Preventing This in the Future

  1. Improve Our Warning Systems: We are conducting a full review of our monitoring systems to find out why the alert failed and to ensure we are appropriately notified of potential issues well before they can cause an outage.
  2. Increase Service Resiliency: Our applications should recover much faster. We are making significant improvements to ensure that if a temporary database issue occurs, it can bounce back almost instantly once the database is back online, rather than requiring a lengthy restart.
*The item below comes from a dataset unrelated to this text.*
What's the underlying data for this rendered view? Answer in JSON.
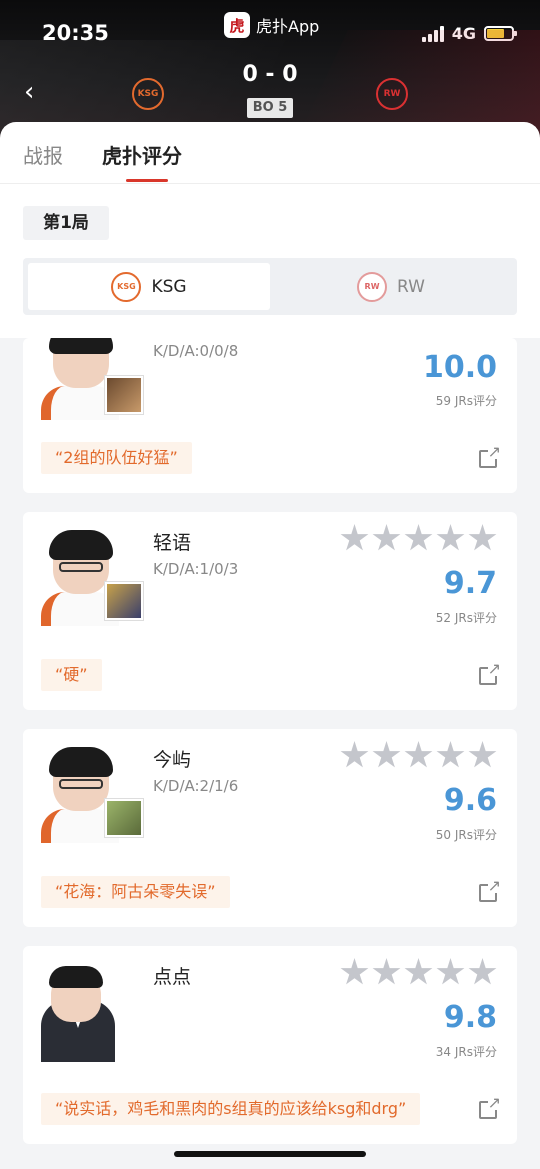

We sincerely apologize for the disruption this caused to our users and the impact it had on our operations. We are committed to learning from this incident and improving the reliability of our platform.

Full Technical Details:

Event Summary

  • Outage Duration: 9/30/25 from 8:33 PM CDT to 9:19 PM CDT (46 minutes).
  • Impacted Services: Scorekeeper, Member Services, Nexus.
  • Root Cause: The disk volume hosting the production database's idempotency table reached 100% capacity. This prevented SQL Server from executing a file growth operation, causing database write requests to time out and leading to a cascading failure in the GraphQL(API) services, including our authentication service.

Timeline of Events

  • 8:33 PM CDT: First automated notification received; monitoring systems detect service unavailability. The outage begins.
  • 8:40 PM CDT: The engineering team is engaged and begins active investigation.
  • 9:00 PM CDT: The disk space issue on the production database is resolved by adding capacity. The database server returns to a healthy state.
  • 9:19 PM CDT: GraphQL servers are successfully restarted and resume serving traffic. Service is fully restored.

Root Cause Analysis

The immediate cause was a full disk volume, but two contributing factors led to the outage:

  1. Accelerated Data Growth: Our standard 14-day retention policy for the idempotency table became unsustainable due to a recent, rapid increase in Scorekeeper volume from wider league adoption and new tournament usage.
  2. Monitoring Failure: Configured alerts for low disk space on this volume failed to trigger. This lack of proactive notification turned a manageable capacity risk into a full-blown outage.

Extended Recovery Time

The 19-minute recovery time (from 9:00 PM to 9:19 PM) after the database was healthy is unacceptable. The GraphQL servers were not resilient to a prolonged database outage and failed to recover gracefully, necessitating a manual restart.

Action Items

  1. Immediate Remediation (Completed):

    1. The idempotency table data retention policy has been reduced from 14 days to 4 days.
    2. The affected disk volume size has been significantly increased.
  2. Action Item 1: Fix Alerting (In Progress):

    1. Task: Conduct a thorough investigation into why the disk-space-full alerts did not fire. Validate thresholds, notification channels, and end-to-end functionality of the monitoring agent.
    2. Goal: Ensure we receive critical alerts with enough lead time to prevent future capacity-related outages.
  3. Action Item 2: Improve Service Resiliency (In Progress):

    1. Task: Improve the GraphQL services to be more resilient to transient or extended database outages.
    2. Goal: Services should enter a degraded state but recover automatically and gracefully within seconds of the database becoming available, without requiring manual intervention.
Posted Oct 01, 2025 - 13:36 CDT

Resolved

This incident has been resolved. We apologize for the inconvenience.
Posted Sep 30, 2025 - 21:20 CDT

Update

We are seeing some stabilization, but are continuing to investigate. Thank you all for your patience while we work through this issue.
Posted Sep 30, 2025 - 21:05 CDT

Update

We are continuing to investigate this issue.
Posted Sep 30, 2025 - 20:55 CDT

Investigating

We are aware that the SK app is throwing a "Bad Gateway" error. The Tech Team is investigating the issue. Stay tuned for updates!
Posted Sep 30, 2025 - 20:46 CDT
This incident affected: Scorekeeper, Member Services (Pool League) and Franchise Services (Nexus, Resource Library).